I want to pull out the value of nested1 into a separate file without evaluating all the anchors.

import ruamel.yaml.YAML

yaml = YAML()
with open(Path('in_file')) as f:
    data = yaml.load(f)

with open(Path('out_file'), 'w') as f:
    yaml.dump(data['root1']['nested1'], f)

The output I want when dumping is

<<: *anchor1
some_list:
  - item1:
      hello: world
  - *anchor2
  - *anchor3

I understand it is invalid yaml, as the anchor definitions are not present.

The main problem I run into, is that the moment I grab a value from the root config, it has already been processed.

For example, if I load and dump my in_file, it works as expected, but if I take the data and get a value out, data['root1'], it has already processed the anchors.

I suspect that's because the anchor definitions are not part of data['root1'] but I'm not sure how to work around that.

1

There are 1 best solutions below

6
Anthon On BEST ANSWER

If you are working with files containing YAML documents, use the officially recommended extension for such files, which has been .yaml since at least September 2006.

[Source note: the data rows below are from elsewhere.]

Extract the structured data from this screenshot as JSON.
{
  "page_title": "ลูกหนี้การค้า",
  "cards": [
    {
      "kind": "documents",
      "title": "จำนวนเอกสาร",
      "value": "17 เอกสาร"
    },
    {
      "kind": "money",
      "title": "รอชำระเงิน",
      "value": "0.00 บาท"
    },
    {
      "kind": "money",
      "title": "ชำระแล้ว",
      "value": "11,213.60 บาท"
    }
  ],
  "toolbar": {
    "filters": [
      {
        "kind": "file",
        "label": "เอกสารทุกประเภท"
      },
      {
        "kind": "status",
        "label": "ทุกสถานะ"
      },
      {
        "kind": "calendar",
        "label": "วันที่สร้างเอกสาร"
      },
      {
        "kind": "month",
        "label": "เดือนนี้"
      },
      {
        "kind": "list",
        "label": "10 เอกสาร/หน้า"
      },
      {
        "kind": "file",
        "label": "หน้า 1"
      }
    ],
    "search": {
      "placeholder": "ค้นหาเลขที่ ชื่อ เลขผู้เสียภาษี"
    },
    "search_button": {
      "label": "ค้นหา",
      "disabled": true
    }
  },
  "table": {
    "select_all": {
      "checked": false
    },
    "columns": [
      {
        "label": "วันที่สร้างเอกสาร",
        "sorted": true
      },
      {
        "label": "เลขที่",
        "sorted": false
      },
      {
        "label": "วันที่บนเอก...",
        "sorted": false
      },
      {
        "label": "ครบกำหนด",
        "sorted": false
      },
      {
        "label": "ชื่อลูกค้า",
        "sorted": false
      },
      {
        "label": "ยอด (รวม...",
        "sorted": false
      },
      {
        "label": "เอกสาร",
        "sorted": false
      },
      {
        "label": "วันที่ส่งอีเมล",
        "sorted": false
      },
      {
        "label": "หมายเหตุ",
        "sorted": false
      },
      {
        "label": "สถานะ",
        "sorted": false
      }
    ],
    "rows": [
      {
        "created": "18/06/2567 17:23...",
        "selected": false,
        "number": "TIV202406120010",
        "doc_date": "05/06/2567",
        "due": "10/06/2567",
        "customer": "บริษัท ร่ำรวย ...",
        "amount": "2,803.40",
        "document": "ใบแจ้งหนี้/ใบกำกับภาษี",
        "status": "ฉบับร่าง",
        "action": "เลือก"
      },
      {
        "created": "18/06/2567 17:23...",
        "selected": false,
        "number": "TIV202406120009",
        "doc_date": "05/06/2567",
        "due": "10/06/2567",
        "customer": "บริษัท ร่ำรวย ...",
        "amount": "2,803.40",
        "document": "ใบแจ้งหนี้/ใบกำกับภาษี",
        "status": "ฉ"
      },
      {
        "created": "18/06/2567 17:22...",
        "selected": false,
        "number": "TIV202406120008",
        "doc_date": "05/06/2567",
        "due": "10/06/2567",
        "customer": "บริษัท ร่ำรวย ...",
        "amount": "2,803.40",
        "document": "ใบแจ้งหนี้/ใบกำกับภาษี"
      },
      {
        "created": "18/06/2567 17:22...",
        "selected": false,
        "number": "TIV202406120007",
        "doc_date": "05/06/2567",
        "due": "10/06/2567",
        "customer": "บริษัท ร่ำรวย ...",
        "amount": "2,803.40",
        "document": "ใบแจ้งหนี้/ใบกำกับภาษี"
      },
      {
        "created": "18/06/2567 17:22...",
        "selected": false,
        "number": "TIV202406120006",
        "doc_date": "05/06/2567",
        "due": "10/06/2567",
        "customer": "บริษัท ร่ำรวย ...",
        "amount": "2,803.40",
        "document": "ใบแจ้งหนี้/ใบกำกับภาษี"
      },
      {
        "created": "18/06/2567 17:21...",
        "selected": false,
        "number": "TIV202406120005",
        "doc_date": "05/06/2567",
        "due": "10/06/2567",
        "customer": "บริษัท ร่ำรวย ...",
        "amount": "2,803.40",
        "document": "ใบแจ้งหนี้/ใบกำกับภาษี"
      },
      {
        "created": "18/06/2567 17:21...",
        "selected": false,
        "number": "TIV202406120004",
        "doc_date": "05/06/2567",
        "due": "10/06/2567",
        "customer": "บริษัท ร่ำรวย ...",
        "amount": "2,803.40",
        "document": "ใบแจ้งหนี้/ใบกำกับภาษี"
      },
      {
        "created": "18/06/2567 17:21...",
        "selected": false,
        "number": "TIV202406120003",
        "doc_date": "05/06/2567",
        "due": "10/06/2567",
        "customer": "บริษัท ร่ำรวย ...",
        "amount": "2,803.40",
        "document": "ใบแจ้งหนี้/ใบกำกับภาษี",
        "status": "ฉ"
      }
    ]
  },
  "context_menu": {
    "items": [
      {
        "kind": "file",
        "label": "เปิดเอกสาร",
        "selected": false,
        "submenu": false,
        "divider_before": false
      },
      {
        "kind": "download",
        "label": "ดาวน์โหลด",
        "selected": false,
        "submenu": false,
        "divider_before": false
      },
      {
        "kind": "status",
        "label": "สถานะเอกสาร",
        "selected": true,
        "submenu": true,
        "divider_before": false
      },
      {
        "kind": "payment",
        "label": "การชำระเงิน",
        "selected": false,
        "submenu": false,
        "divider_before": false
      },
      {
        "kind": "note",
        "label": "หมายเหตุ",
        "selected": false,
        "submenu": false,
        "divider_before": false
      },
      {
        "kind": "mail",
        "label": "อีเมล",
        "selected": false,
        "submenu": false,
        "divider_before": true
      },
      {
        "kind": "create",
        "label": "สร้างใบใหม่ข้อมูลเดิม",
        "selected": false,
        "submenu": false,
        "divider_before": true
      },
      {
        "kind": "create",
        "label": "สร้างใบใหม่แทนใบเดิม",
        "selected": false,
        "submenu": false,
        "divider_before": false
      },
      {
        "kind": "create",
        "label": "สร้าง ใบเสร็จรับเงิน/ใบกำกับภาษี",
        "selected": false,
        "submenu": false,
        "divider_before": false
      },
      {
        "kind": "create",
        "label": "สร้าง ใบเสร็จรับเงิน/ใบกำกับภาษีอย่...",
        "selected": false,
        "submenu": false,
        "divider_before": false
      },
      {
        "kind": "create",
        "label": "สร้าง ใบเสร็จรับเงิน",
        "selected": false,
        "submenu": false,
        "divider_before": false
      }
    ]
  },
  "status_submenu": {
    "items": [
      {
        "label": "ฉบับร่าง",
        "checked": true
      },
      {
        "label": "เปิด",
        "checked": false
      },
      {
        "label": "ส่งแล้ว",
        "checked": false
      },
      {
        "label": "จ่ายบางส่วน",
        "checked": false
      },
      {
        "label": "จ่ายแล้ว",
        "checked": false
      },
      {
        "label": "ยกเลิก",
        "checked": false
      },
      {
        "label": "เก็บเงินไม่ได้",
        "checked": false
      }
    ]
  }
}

Then you should consider using pathlib.Path() instances for files when loading instead of providing a stream:

data = yaml.load(Path('in_file.yaml')

resp. dumping:

yaml.dump(data, Path('out_file.yaml')

(although that output might be considered not to be a file containing a YAML document). Your original use of yaml.dump() is not going to work as you opened the file for reading only, and your updated version opens the output for 'w', but yaml.dump() dumps an (UTF-8) binary stream (so use 'wb')


Although it is possible to hook into the representer to skip output until a certain point, it is much more easy to do the selection post-processing using the transform parameter of the dump method:

import ruamel.yaml
from pathlib import Path

in_file = Path('in_file.yaml')
out_file = Path('out_file.yaml')

class SelectKey:
    """this assumes mappings for all levels of keys, mappings indented by indent spaces"""
    def __init__(self, *keys, indent=2):
        self.keys = keys
        self.indent = indent

    def __call__(self, s):
        """
        s will contain the full YAML output, process it line by line to find key
        """
        processing = [False] * len(self.keys)
        result = ""
        level = 0
        for line in s.splitlines(True):
            dedented_line = line[level*self.indent:]
            if processing[level]:
                if not line.startswith(' ' * (self.indent * level)):
                    break
                dedented_line = dedented_line[self.indent:]  # the values
                if line and line[0] not in ' \n':
                    break
                result += dedented_line
            else:
                key = self.keys[level]
                if dedented_line.startswith(key) and dedented_line[len(key)] in ' :':
                     processing[level] = True
                     if level + 1 == len(self.keys):
                         pass  # we don't want the key itself, only its value
                     else:
                         level += 1
        return result.rstrip() + '\n' # remove potential empty lines
    
yaml = ruamel.yaml.YAML()
yaml.indent(sequence=4, offset=2)
data = yaml.load(in_file)
yaml.dump(data, out_file, transform=SelectKey('root1', 'nested1'))
print(out_file.read_text(), end='')

which gives:

<<: *anchor1
some_list:
  - item1:
      hello: world
  - *anchor2
  - *anchor3

You need to call yaml.indent() to get your non-standard sequence indentation. As the selection is based on the "path" of keys to a value, you won't get just any value for a key nested1.